Carswell Air Force Base, TX Bomber Crash, Sep 1949

B-36 Peacemaker Photo.jpg



Fort Worth, Sept. 16. (AP) -- What caused the first crash of a B-36 is the big question at Carswell Air Force Base tonight.
The giant bomber should have flown -- but didn't.
Five airmen died when the great ship failed to take off last night and roared into a lake at 100 miles per hour. Three bodies have been found. Two are missing. Eight men escaped with slight injuries.
"After questioning all of the men involved in the accident, we are more in the dark than ever as to its cause," Maj. Gen. Roger M. Ramey, EIghth Air Force commander, said. "When we salvage the plane, we may find the answer."
A grim, silvery island -- broken wreckage of a plane as big as three five-room houses -- marked the scene of the crash in Lake Worth. A diver found the body of Maj. JOSEPH L. LEMMING, JR., of Dayton, Ohio, in the plane today. He located one other body which was not brought to the surface immediately. Two other bodies are missing.
T/Sgt. WILLIAM G. SEYMOUR of Fort Worth, son of Mr. and Mrs. C. D. Seymour of Charleston, W. Va., died shortly after the crash. The three whose bodies have not been recovered were:
M/Sgt. JOHN G. STANKO, relief flight engineer, Appollo, Pa.
Lt. HERMAN S. STYLES, JR., radioman-navigator-bombardier, native of Lynch, Ky., whose parents live at San Antonio.
Capt. HAROLD KERNODLE, 30, spare pilot, son of Mr. and Mrs. Joseph M. Kernodle of Hampden Sydney, Va. His widow and two infant daughters live in Fort Worth.
"Maj. Troy B. Husband, the pilot, said everything checked out before the takeoff," Gen. Ramey declared. "Everything was in good shape. He started down the runway, got to a speed of 110 miles per hour, felt the ship become light and take off and then felt it begin to settle back to the runway."
'He then called for emergency power, and the flight engineer, First Lt. Richard L. English, gave him emergency power. The emergency power was indicated on the instruments, but the plane was not delivering it. It did not become airborne again."
"By that time, the 36 had reached the end of the runway and Maj. Husband horsed back on the stick to keep the nose high for the impace with the water. But the nose did not stay high. The plane hit the water, nose first. The nose took a terrific jolt.
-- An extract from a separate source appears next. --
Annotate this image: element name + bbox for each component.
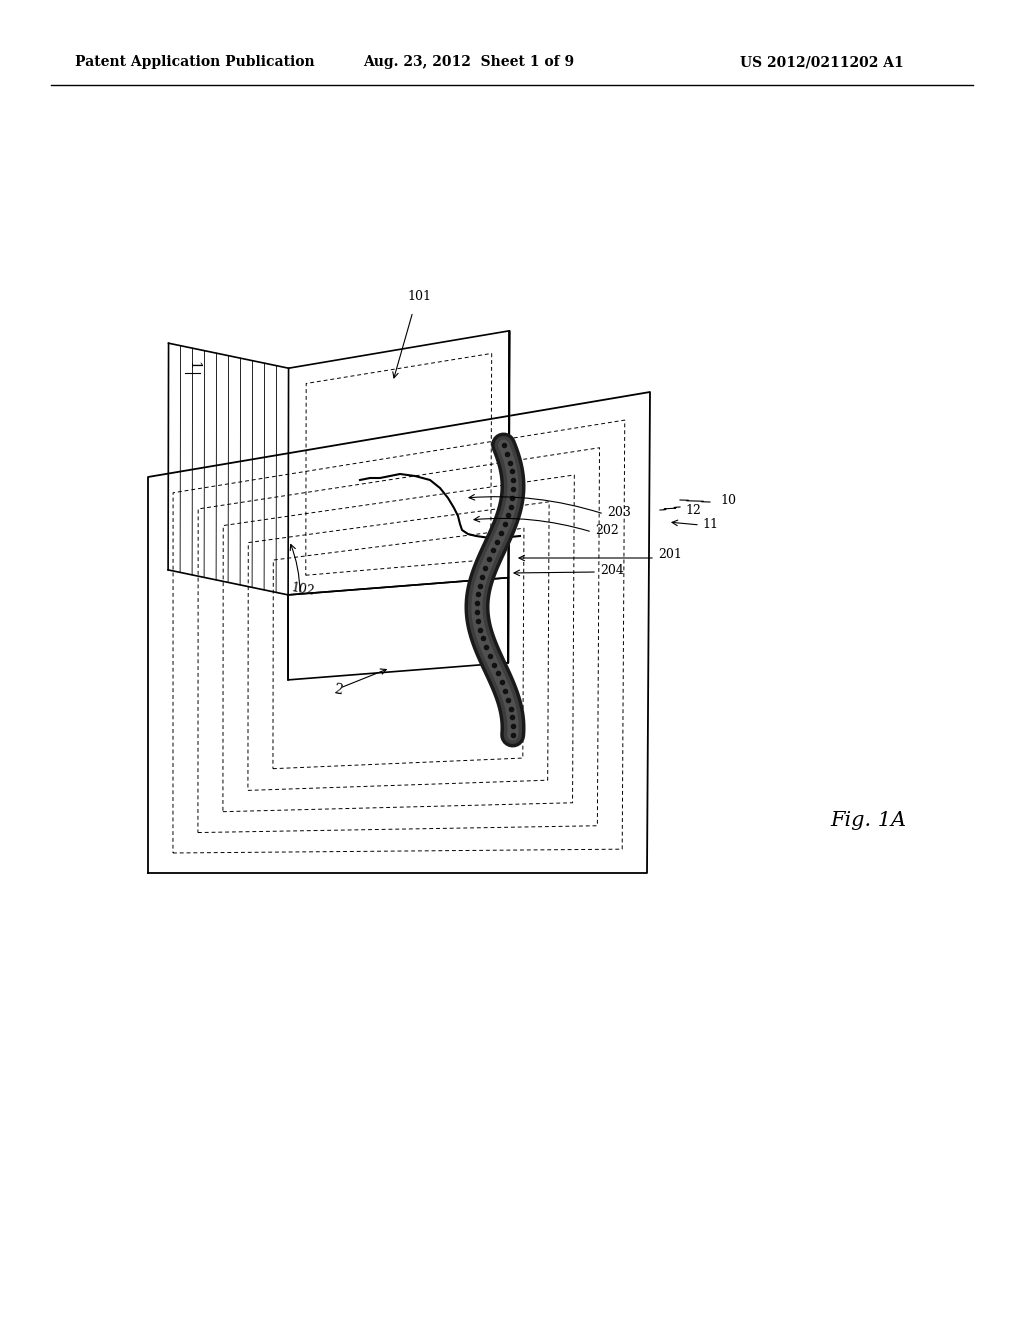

All four missing men were in the nose."
"It was a regrettable accident, but an accident we all knew would come some day. When men handle machines, whether the machines be bicycles or aircraft, you must expect accidents. We have flown the B-36 two years without a previous serious accident, more than 5000 hours without serious trouble."
The world's largest land based bomber was built to carry a 10,000-pound bomb load 10,000 miles. From United States bases it could hit any target anywhere in the world -- and return.
The eight survivors were rescued from the lake and top of the ship. They were interviewed at a news conference this morning.